It’s tilted Lincoln, which makes it sound like a bio-pic, but this newest Steven Spielberg film, written by Pulitzer-winning playwright Tony Kushner and based on Doris Kearns Goodwin’s 2005 bestseller Team of Rivals, does something far more interesting and timely than condense a great life into cinematic bullet points. Lincoln dramatizes the build-up in Washington to the end of the Civil War and the House of Representatives’ vote over the 13th Amendment, which would abolish slavery. So it’s perhaps best to describe this as a political procedural, a portrait of the democratic process during a pivotal moment in American history.
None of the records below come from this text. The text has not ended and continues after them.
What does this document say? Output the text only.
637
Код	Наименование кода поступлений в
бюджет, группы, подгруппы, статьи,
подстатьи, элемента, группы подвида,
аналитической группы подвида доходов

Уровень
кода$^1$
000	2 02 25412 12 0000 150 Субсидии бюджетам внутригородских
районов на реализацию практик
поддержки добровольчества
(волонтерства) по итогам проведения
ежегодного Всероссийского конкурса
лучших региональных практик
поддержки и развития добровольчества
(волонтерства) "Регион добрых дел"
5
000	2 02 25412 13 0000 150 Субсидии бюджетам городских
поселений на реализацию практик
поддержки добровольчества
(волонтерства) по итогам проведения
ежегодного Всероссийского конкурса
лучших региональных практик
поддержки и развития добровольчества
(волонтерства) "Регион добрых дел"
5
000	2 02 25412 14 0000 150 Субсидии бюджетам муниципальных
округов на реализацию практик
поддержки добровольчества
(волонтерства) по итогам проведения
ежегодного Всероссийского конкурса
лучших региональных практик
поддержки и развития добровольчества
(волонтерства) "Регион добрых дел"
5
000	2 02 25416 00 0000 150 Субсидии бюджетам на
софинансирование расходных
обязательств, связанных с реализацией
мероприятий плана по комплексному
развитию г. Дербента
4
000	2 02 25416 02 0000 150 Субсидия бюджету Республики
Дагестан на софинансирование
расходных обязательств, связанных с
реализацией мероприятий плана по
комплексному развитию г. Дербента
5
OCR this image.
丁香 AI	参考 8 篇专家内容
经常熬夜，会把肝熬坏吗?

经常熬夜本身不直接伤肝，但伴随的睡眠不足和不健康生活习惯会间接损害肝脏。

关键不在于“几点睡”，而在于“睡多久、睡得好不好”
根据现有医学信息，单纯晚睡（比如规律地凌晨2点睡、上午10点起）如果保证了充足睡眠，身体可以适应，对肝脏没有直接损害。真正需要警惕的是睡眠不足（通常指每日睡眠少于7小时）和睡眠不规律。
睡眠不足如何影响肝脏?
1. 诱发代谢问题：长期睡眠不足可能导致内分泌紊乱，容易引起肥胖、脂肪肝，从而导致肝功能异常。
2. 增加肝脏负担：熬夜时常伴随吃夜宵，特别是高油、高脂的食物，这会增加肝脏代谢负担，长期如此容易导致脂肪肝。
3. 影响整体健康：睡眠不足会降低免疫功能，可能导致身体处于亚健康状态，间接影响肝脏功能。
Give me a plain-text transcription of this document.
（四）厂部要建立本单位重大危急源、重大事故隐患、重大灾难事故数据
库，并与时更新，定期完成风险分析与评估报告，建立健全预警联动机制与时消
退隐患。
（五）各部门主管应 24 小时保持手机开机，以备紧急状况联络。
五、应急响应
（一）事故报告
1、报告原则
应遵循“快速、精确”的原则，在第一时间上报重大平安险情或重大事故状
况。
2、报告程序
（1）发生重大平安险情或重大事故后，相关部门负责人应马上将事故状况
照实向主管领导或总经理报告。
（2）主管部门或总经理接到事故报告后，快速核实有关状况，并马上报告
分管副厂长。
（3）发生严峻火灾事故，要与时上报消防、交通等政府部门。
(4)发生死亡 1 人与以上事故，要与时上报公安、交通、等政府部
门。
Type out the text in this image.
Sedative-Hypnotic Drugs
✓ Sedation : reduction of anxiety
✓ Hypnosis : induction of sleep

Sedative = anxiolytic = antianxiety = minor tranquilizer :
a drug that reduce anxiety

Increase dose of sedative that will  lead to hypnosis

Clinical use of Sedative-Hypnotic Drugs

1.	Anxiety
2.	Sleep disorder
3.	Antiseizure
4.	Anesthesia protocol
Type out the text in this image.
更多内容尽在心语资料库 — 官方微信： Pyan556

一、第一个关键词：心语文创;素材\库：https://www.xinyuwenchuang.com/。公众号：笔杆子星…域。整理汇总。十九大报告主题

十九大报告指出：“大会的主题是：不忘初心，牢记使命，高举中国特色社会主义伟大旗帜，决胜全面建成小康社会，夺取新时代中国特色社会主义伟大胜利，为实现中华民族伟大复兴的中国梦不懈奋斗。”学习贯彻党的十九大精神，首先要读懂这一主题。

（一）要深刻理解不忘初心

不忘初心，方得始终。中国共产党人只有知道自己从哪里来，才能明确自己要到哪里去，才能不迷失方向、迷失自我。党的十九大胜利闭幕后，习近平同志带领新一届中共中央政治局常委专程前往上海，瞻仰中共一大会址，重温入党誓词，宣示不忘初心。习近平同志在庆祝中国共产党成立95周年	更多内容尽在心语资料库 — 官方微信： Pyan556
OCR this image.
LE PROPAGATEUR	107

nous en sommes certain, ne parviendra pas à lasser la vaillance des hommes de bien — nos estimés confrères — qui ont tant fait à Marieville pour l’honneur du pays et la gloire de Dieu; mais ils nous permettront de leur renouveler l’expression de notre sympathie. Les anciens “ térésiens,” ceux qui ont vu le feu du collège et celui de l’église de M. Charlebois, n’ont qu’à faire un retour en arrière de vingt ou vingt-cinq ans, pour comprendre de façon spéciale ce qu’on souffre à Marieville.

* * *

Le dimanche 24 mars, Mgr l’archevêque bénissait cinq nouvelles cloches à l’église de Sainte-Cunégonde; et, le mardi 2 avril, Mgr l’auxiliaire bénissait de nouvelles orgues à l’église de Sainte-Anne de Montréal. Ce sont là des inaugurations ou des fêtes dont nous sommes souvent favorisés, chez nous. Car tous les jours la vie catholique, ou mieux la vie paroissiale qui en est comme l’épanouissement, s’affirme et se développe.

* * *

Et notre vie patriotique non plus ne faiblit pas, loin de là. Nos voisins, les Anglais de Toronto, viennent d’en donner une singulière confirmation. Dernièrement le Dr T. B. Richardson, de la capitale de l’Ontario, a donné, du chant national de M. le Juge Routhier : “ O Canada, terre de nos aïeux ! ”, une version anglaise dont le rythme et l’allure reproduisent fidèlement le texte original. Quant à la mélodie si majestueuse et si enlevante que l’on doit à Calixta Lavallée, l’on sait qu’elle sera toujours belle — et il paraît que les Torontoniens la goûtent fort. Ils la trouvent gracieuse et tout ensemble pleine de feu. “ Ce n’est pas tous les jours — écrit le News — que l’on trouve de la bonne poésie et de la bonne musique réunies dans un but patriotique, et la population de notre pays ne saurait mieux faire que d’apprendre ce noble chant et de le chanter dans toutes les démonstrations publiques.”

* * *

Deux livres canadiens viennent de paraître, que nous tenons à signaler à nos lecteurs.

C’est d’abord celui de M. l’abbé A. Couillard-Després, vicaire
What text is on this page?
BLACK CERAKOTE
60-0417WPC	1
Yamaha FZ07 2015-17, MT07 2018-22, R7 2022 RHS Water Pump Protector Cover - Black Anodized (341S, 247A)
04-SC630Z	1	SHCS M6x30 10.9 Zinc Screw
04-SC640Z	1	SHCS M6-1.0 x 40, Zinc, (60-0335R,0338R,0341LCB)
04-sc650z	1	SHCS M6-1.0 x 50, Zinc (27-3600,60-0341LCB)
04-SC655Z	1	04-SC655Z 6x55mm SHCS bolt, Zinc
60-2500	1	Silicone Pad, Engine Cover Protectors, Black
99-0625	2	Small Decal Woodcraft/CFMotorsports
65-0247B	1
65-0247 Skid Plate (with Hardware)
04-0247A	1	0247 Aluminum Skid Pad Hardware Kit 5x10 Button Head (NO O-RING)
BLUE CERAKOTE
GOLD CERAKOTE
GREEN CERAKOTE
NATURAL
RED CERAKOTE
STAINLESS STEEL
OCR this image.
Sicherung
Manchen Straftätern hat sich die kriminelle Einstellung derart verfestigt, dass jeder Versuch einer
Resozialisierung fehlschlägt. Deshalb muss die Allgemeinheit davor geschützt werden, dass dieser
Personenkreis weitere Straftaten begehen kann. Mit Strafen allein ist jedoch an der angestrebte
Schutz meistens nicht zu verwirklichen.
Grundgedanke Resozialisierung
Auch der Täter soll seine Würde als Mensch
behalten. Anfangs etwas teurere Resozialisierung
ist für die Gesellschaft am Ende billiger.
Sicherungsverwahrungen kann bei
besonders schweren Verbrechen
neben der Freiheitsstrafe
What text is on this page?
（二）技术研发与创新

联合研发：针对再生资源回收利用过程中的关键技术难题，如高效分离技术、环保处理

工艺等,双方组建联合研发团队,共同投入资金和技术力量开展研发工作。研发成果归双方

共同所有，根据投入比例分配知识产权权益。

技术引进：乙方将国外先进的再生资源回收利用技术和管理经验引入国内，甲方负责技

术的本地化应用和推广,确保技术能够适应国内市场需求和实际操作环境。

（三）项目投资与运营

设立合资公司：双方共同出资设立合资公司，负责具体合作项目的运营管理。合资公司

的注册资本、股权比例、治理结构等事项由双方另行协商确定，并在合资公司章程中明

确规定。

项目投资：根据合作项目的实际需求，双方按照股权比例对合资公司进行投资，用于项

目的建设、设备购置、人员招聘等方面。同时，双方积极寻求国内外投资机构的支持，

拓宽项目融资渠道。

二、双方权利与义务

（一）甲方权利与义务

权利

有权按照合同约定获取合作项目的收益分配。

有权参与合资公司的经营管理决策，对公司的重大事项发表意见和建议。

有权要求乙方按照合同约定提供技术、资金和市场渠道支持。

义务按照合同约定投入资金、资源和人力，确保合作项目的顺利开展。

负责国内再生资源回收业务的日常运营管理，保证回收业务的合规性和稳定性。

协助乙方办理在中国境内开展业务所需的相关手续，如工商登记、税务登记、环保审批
Of course it’s also a portrait of Abraham Lincoln in his final months, played here by Daniel Day-Lewis, the Anglo-Irishman who’s made something of a career of embodying larger than life emblems of American masculinity (see The Last of the Mohicans, Gangs of New York, There Will Be Blood). A refreshing shift away from the terror and bombast of Bill the Butcher of Daniel Plainview, Day-Lewis’ Lincoln is more Peter Fonda than John Huston, gentle in gesture and reedy in voice, prone to unhurried anecdotes, mischievous uncle jokes and deceptively sly parables, the Colombo of presidents, content to play things relaxed and unthreatening, until the moment comes to show a firm hand and a clear, determined vision. Day-Lewis is well complimented by Sally Field as Mary Todd Lincoln, who swings from near-hysteria to charisma and control, David Strathairn as Secretary of State William Seward, a man charged with realizing and finessing some of Lincoln’s thornier ambitions, and Tommy Lee Jones as Republican congressional leader and outspoken abolitionist Thaddeus Stevens, ornery but articulate, formidable in congress, an author of inspired public insults with two old fried eggs for eyes.
Kushner’s taken a wildly complex, multi-character political narrative and given it a shrewd structure, though he could have lost some peripheral threads, such as one involving Lincoln’s eldest son, played by Joseph Gordon-Levitt, and the superfluous denouement. Kushner’s given his characters some wonderfully eloquent jabs and big, obvious speeches that aren’t inordinately showy. He’s also written some absolutely deadly expository dialogue, yet thankfully John Williams, that most ham-fisted of composers, largely refrains from underscoring all of this dialogue with the sort of soaring schmaltz one might be bracing for. Maybe he was following his old pal Spielberg’s lead, since Lincoln generally finds the director working in a pleasingly reserved mode. He seems to understand that what’s gripping and fascinating about this story requires and rewards our careful attention; to beat us over the head with the gravity of every scene would only distract from the delight of the details.
For all its flaws, Lincoln feels like the important historical epic it strives to be. And while it’s fundamentally an ensemble picture, I can’t really bear any grudges against the film for orbiting around Lincoln, who’s certainly the closest thing here to a genuine hero. But please don’t bear any grudges against me if I confess that I’d love to see the same story told from the perspective of the three stooges—played by John Hawkes, Tim Blake Nelson and a zesty, porky, moustachioed James Spader— Seward hires to persuade fence-sitting voters by any means (more or less) legally necessary. Such hedonistic hucksters can also hold history’s dice. And they’re a hell of a lot of fun to explore a few months in 1865 America with.